While the typewriter made the grid directly available to poets, Nichol's working method in large part involved its use to create the final, publishable/showable version of the poem. In work after work, Nichol first drew the poem freehand, literally marking out the vertical and horizontal axes of the grid and situating the letters of the poem within the appropriate cells. Only then would he turn to the typewriter to formally complete the work

Early on, Nichol called his work "ideopomes":

because i had read Fenellosa on the Chinese written character as a medium for poetry16 because i was very interested in Chinese, Japanese, Haida & Kwakiutl poetic modes, & because i saw myself as consciously working with the ideogrammatic potential of the arabic alphabet. This was before i learned of "Concrete Poetry" as such.17

Later, he would come to describe his visual poetry as "borderblur." In "some afterwords" for the Canadian Concrete poetry anthology he edited, the cosmic chef: an evening of concrete (1970), Nichol noted

by way of an introduction let me simply say that this whole book is best described by the term dom sylvester houédard18 coined BORDERBLUR everything presented here comes from that point where language &/or the image blur together into the inbetween & become concrete objects to be understood as such.19

"Borderblur" was a term that could be synonymous with another, better known word used to broadly define the activities of many artists of the mid-twentieth century: intermedia. Though the mainstream of the visual arts had shown little interest in Concrete poetry, it did draw the attention of a coeval avant-garde movement, Fluxus. It was artist, writer, and scholar Dick Higgins, a Fluxus founding member, who published An Anthology of Concrete Poetry through his Something Else Press, Inc. (also publishing works by John Cage, Claes Oldenburg, Al Hansen, and Allen Kaprow, among others), and it was he who brought forward the expression "intermedia" in 1966 to describe works "which fall conceptually between media that are already known."20

It was Fluxus involvement and interest in Concrete poetry that gave it some degree of legitimacy with visual artists it otherwise wouldn't have enjoyed. It was a Fluxus artist and poet – Emmett Williams – who edited the Something Else Press anthology.21 And one of the luminaries of the Concrete poetry movement was Diter (or Dieter) Rot of Iceland, an artist and writer whose work was central to the Fluxus phenomenon.

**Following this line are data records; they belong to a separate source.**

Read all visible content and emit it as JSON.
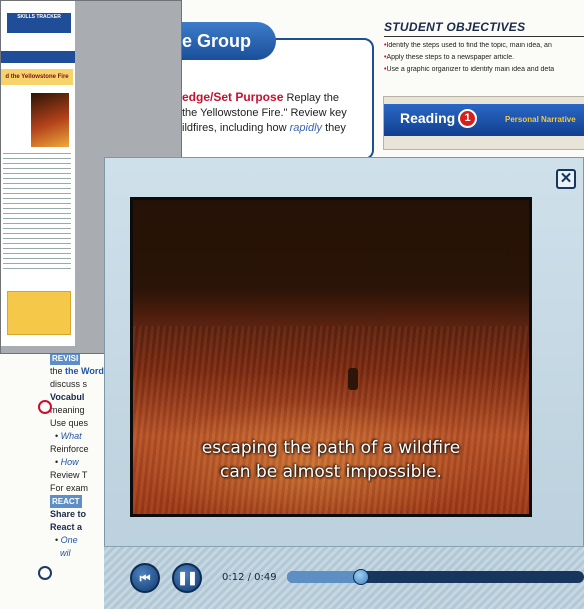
{
  "background_page": {
    "group_pill": "e Group",
    "purpose_heading": "edge/Set Purpose",
    "purpose_text_1": "Replay the",
    "purpose_text_2": "the Yellowstone Fire.\" Review key",
    "purpose_text_3": "ildfires, including how",
    "purpose_text_rapidly": "rapidly",
    "purpose_text_4": "they",
    "objectives_title": "STUDENT OBJECTIVES",
    "objectives": [
      "Identify the steps used to find the topic, main idea, an",
      "Apply these steps to a newspaper article.",
      "Use a graphic organizer to identify main idea and deta"
    ],
    "reading_label": "Reading",
    "reading_number": "1",
    "reading_type": "Personal Narrative",
    "left_column": {
      "revise": "REVISI",
      "word_line": "the Word",
      "discuss": "discuss s",
      "vocab_heading": "Vocabul",
      "meaning": "meaning",
      "use_ques": "Use ques",
      "bullet_1": "What",
      "reinforce": "Reinforce",
      "bullet_2": "How",
      "review": "Review T",
      "example": "For exam",
      "react_heading": "REACT",
      "share": "Share to",
      "react_a": "React a",
      "bullet_3": "One",
      "bullet_3b": "wil"
    }
  },
  "thumbnail": {
    "tracker_label": "SKILLS TRACKER",
    "article_title": "d the Yellowstone Fire"
  },
  "player": {
    "close_label": "✕",
    "subtitle_line_1": "escaping the path of a wildfire",
    "subtitle_line_2": "can be almost impossible.",
    "time_display": "0:12 / 0:49",
    "progress_fraction": 0.245,
    "prev_icon": "⏮",
    "pause_icon": "❚❚"
  }
}
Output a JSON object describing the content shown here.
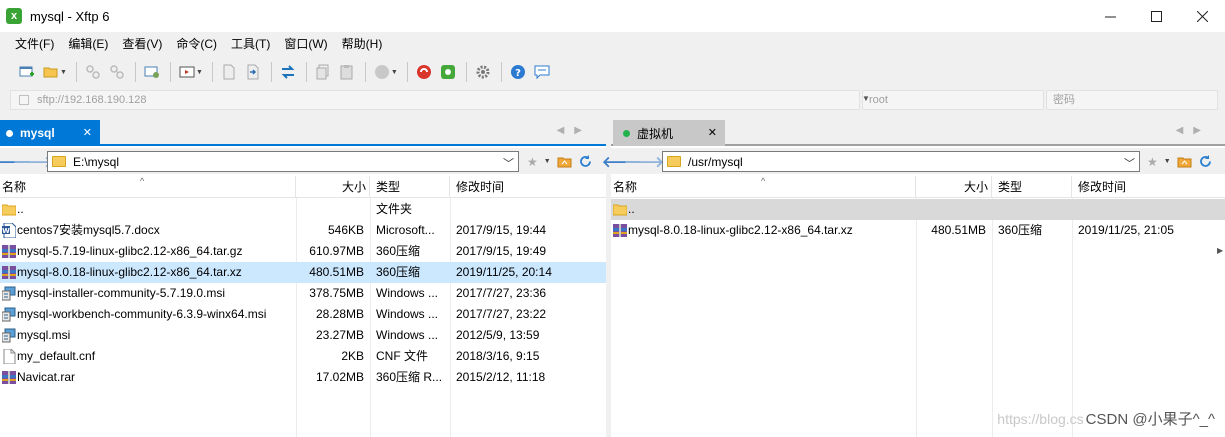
{
  "window": {
    "title": "mysql - Xftp 6",
    "app_icon": "xftp-icon"
  },
  "menu": [
    "文件(F)",
    "编辑(E)",
    "查看(V)",
    "命令(C)",
    "工具(T)",
    "窗口(W)",
    "帮助(H)"
  ],
  "address": {
    "url": "sftp://192.168.190.128",
    "user_placeholder": "root",
    "password_placeholder": "密码"
  },
  "left": {
    "tab_label": "mysql",
    "path": "E:\\mysql",
    "columns": [
      "名称",
      "大小",
      "类型",
      "修改时间"
    ],
    "rows": [
      {
        "name": "..",
        "size": "",
        "type": "文件夹",
        "modified": "",
        "icon": "folder-up"
      },
      {
        "name": "centos7安装mysql5.7.docx",
        "size": "546KB",
        "type": "Microsoft...",
        "modified": "2017/9/15, 19:44",
        "icon": "word"
      },
      {
        "name": "mysql-5.7.19-linux-glibc2.12-x86_64.tar.gz",
        "size": "610.97MB",
        "type": "360压缩",
        "modified": "2017/9/15, 19:49",
        "icon": "archive"
      },
      {
        "name": "mysql-8.0.18-linux-glibc2.12-x86_64.tar.xz",
        "size": "480.51MB",
        "type": "360压缩",
        "modified": "2019/11/25, 20:14",
        "icon": "archive"
      },
      {
        "name": "mysql-installer-community-5.7.19.0.msi",
        "size": "378.75MB",
        "type": "Windows ...",
        "modified": "2017/7/27, 23:36",
        "icon": "msi"
      },
      {
        "name": "mysql-workbench-community-6.3.9-winx64.msi",
        "size": "28.28MB",
        "type": "Windows ...",
        "modified": "2017/7/27, 23:22",
        "icon": "msi"
      },
      {
        "name": "mysql.msi",
        "size": "23.27MB",
        "type": "Windows ...",
        "modified": "2012/5/9, 13:59",
        "icon": "msi"
      },
      {
        "name": "my_default.cnf",
        "size": "2KB",
        "type": "CNF 文件",
        "modified": "2018/3/16, 9:15",
        "icon": "file"
      },
      {
        "name": "Navicat.rar",
        "size": "17.02MB",
        "type": "360压缩 R...",
        "modified": "2015/2/12, 11:18",
        "icon": "archive"
      }
    ],
    "selected_index": 3
  },
  "right": {
    "tab_label": "虚拟机",
    "path": "/usr/mysql",
    "columns": [
      "名称",
      "大小",
      "类型",
      "修改时间"
    ],
    "rows": [
      {
        "name": "..",
        "size": "",
        "type": "",
        "modified": "",
        "icon": "folder-up"
      },
      {
        "name": "mysql-8.0.18-linux-glibc2.12-x86_64.tar.xz",
        "size": "480.51MB",
        "type": "360压缩",
        "modified": "2019/11/25, 21:05",
        "icon": "archive"
      }
    ],
    "highlight_index": 0
  },
  "watermark": {
    "faint": "https://blog.cs",
    "text": "CSDN @小果子^_^"
  },
  "colors": {
    "accent": "#0078d7",
    "selection": "#cce8ff",
    "tab_dot_left": "#ffffff",
    "tab_dot_right": "#22b14c"
  }
}
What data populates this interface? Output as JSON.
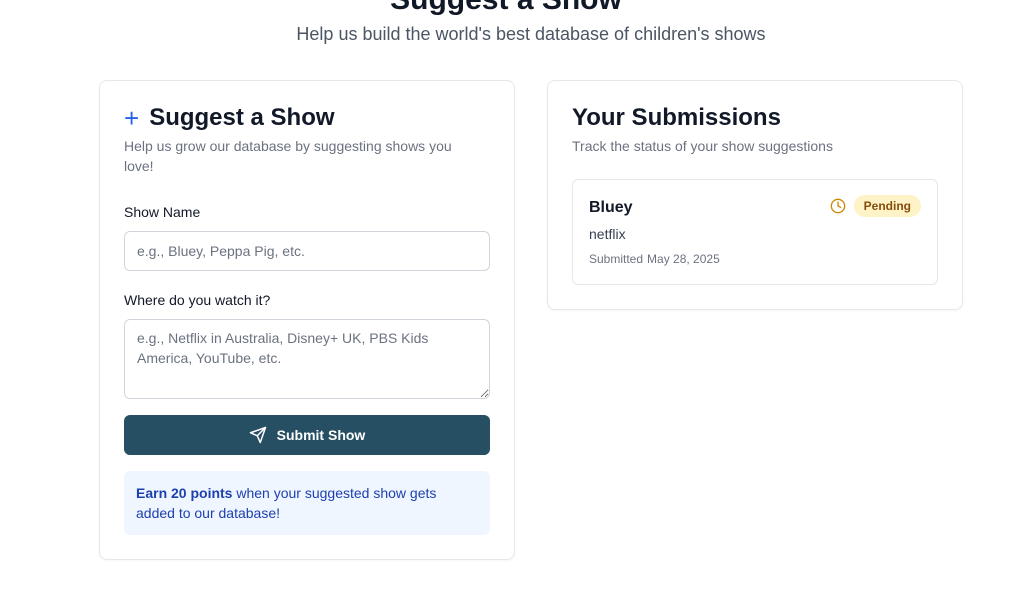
{
  "header": {
    "title": "Suggest a Show",
    "subtitle": "Help us build the world's best database of children's shows"
  },
  "suggest_form": {
    "title": "Suggest a Show",
    "icon": "plus-icon",
    "description": "Help us grow our database by suggesting shows you love!",
    "show_name_label": "Show Name",
    "show_name_placeholder": "e.g., Bluey, Peppa Pig, etc.",
    "show_name_value": "",
    "where_label": "Where do you watch it?",
    "where_placeholder": "e.g., Netflix in Australia, Disney+ UK, PBS Kids America, YouTube, etc.",
    "where_value": "",
    "submit_label": "Submit Show",
    "submit_icon": "send-icon",
    "points_strong": "Earn 20 points",
    "points_rest": " when your suggested show gets added to our database!"
  },
  "submissions": {
    "title": "Your Submissions",
    "description": "Track the status of your show suggestions",
    "items": [
      {
        "show_name": "Bluey",
        "platform": "netflix",
        "submitted_prefix": "Submitted",
        "submitted_date": "May 28, 2025",
        "status": "Pending",
        "status_icon": "clock-icon"
      }
    ]
  },
  "colors": {
    "accent_blue": "#2563eb",
    "button_bg": "#264f63",
    "pending_bg": "#fef3c7",
    "pending_text": "#854d0e",
    "clock_color": "#ca8a04",
    "info_bg": "#eff6ff",
    "info_text": "#1e40af"
  }
}
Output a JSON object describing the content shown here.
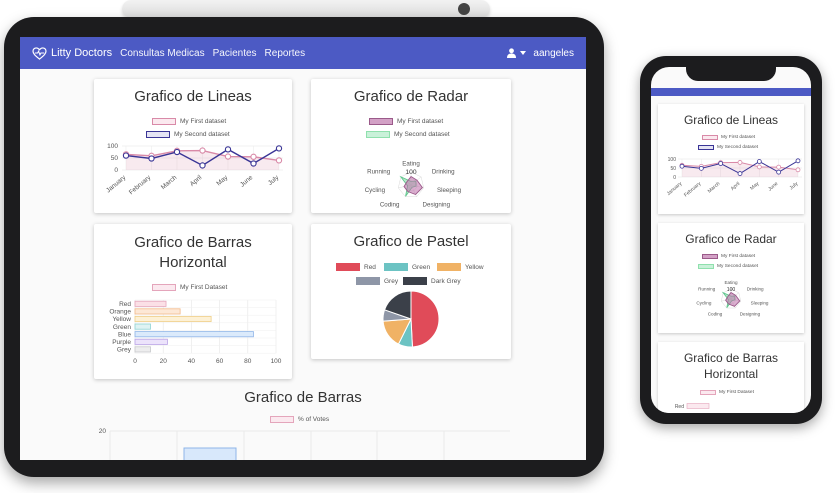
{
  "app": {
    "brand": "Litty Doctors",
    "nav": [
      "Consultas Medicas",
      "Pacientes",
      "Reportes"
    ],
    "user": "aangeles"
  },
  "lines_card": {
    "title": "Grafico de Lineas",
    "legend": [
      "My First dataset",
      "My Second dataset"
    ],
    "y_ticks": [
      "100",
      "50",
      "0"
    ],
    "x_ticks": [
      "January",
      "February",
      "March",
      "April",
      "May",
      "June",
      "July"
    ]
  },
  "radar_card": {
    "title": "Grafico de Radar",
    "legend": [
      "My First dataset",
      "My Second dataset"
    ],
    "labels": [
      "Eating",
      "Drinking",
      "Sleeping",
      "Designing",
      "Coding",
      "Cycling",
      "Running"
    ],
    "tick": "100"
  },
  "hbar_card": {
    "title": "Grafico de Barras Horizontal",
    "legend": "My First Dataset",
    "categories": [
      "Red",
      "Orange",
      "Yellow",
      "Green",
      "Blue",
      "Purple",
      "Grey"
    ],
    "x_ticks": [
      "0",
      "20",
      "40",
      "60",
      "80",
      "100"
    ]
  },
  "pie_card": {
    "title": "Grafico de Pastel",
    "legend": [
      "Red",
      "Green",
      "Yellow",
      "Grey",
      "Dark Grey"
    ]
  },
  "bar_card": {
    "title": "Grafico de Barras",
    "legend": "% of Votes",
    "y_tick": "20"
  },
  "phone": {
    "lines_title": "Grafico de Lineas",
    "radar_title": "Grafico de Radar",
    "hbar_title": "Grafico de Barras Horizontal",
    "legend_first": "My First dataset",
    "legend_second": "My Second dataset",
    "hbar_legend": "My First Dataset",
    "y_ticks": [
      "100",
      "50",
      "0"
    ],
    "x_ticks": [
      "January",
      "February",
      "March",
      "April",
      "May",
      "June",
      "July"
    ],
    "radar_labels": [
      "Eating",
      "Drinking",
      "Sleeping",
      "Designing",
      "Coding",
      "Cycling",
      "Running"
    ],
    "radar_tick": "100",
    "hbar_first_label": "Red"
  },
  "colors": {
    "navbar": "#4c5ac4",
    "series_pink": "#d98aa8",
    "series_navy": "#3a3596",
    "pie_red": "#e04b59",
    "pie_green": "#6cc3c3",
    "pie_yellow": "#f0b265",
    "pie_grey": "#8e96a7",
    "pie_dark": "#3b4049"
  },
  "chart_data": [
    {
      "type": "line",
      "categories": [
        "January",
        "February",
        "March",
        "April",
        "May",
        "June",
        "July"
      ],
      "series": [
        {
          "name": "My First dataset",
          "values": [
            65,
            59,
            80,
            81,
            56,
            55,
            40
          ]
        },
        {
          "name": "My Second dataset",
          "values": [
            60,
            48,
            75,
            19,
            86,
            27,
            90
          ]
        }
      ],
      "ylim": [
        0,
        100
      ]
    },
    {
      "type": "radar",
      "categories": [
        "Eating",
        "Drinking",
        "Sleeping",
        "Designing",
        "Coding",
        "Cycling",
        "Running"
      ],
      "series": [
        {
          "name": "My First dataset",
          "values": [
            65,
            59,
            90,
            81,
            56,
            55,
            40
          ]
        },
        {
          "name": "My Second dataset",
          "values": [
            28,
            48,
            40,
            19,
            96,
            27,
            100
          ]
        }
      ],
      "rlim": [
        0,
        100
      ]
    },
    {
      "type": "bar",
      "orientation": "horizontal",
      "categories": [
        "Red",
        "Orange",
        "Yellow",
        "Green",
        "Blue",
        "Purple",
        "Grey"
      ],
      "series": [
        {
          "name": "My First Dataset",
          "values": [
            22,
            32,
            54,
            11,
            84,
            23,
            11
          ]
        }
      ],
      "xlim": [
        0,
        100
      ]
    },
    {
      "type": "pie",
      "categories": [
        "Red",
        "Green",
        "Yellow",
        "Grey",
        "Dark Grey"
      ],
      "values": [
        300,
        50,
        100,
        40,
        120
      ]
    }
  ]
}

While his career was initially established, in large part, because of his work within the Concrete poetry movement, Nichol soon chafed at its constrictive minimalism. His eventual abandonment of the limited condition of the typewriter grid comprised a return to the elemental ground state of the grid itself, leading to an encounter with the Toronto painter and printmaker Barbara Caruso. In the early 1970s, Caruso was at work on a major sequence of large abstract paintings she called the Colour Lock Series. Essentially, each work involved a grid of what Caruso termed "colour shapes" painted two-high in a long rectangle. Individual colour shapes were segregated from each other by an outlined neutral boundary that made each discrete entities, isolate but proximate.22

Nichol saw Caruso's paintings as variants on the conventions of the cartoon strip composed, as it typically is, of a sequence of individually self-contained panels that in combination make for a structural and narrative whole. Working in collaboration, Nichol and Caruso produced the serigraph portfolio The Adventures of Milt the Morph in Colour (1972), comprising a sequence of eight separate prints each based on Caruso's colour shapes gridded in a two-high rectangle of discrete blocks of colour demarcated by a neutral boundary.23 Nichol worked into this grid, introducing both images – outlined figures – and text. But Nichol didn't confine himself to the kind of tightfisted discreteness of Caruso's grid or the closed pictorial boxes of the comic strip, preferring, instead, to mix a combination comprising Caruso's modernist grid, the panels of the comic strip, and the architectural grid known as the divided light.

Nichol and Caruso collaborated on a number of print editions, and Caruso acted as printer and publisher, through her Seripress, for works by Nichol alone and by several other artists and writers. One of Nichol's solo Seripress efforts, From My Window (1978), virtually literalizes his interest in and use of the divided light, that style of window – developed of necessity and the historic limitations of glass-making – composed of smaller panes of glass separated and held in place by a grid of muntins. In a sequence of seven prints that correspond to each day of the week, Nichol proffers a repeated image of a four-pane window beyond which is the blue of a sky. Above each is printed the specific day of the week, beneath the word "blue". Not much happens in the sequence, though the shade of the blue subtly shifts. What is critical here is the frame of the window, for this is a true divided light self-reflexively contextualizing the world, and beyond it something – be it ever so subtle – happens that is not strictly delimited by the parameters of the frame. The window is a way in (or out), a portal to the world, and Nichol used it in any number of his cartoon strip works. It is perhaps best exemplified, though, in the works that comprise the Lonely Fred the Cowboy Hero cartoon strips.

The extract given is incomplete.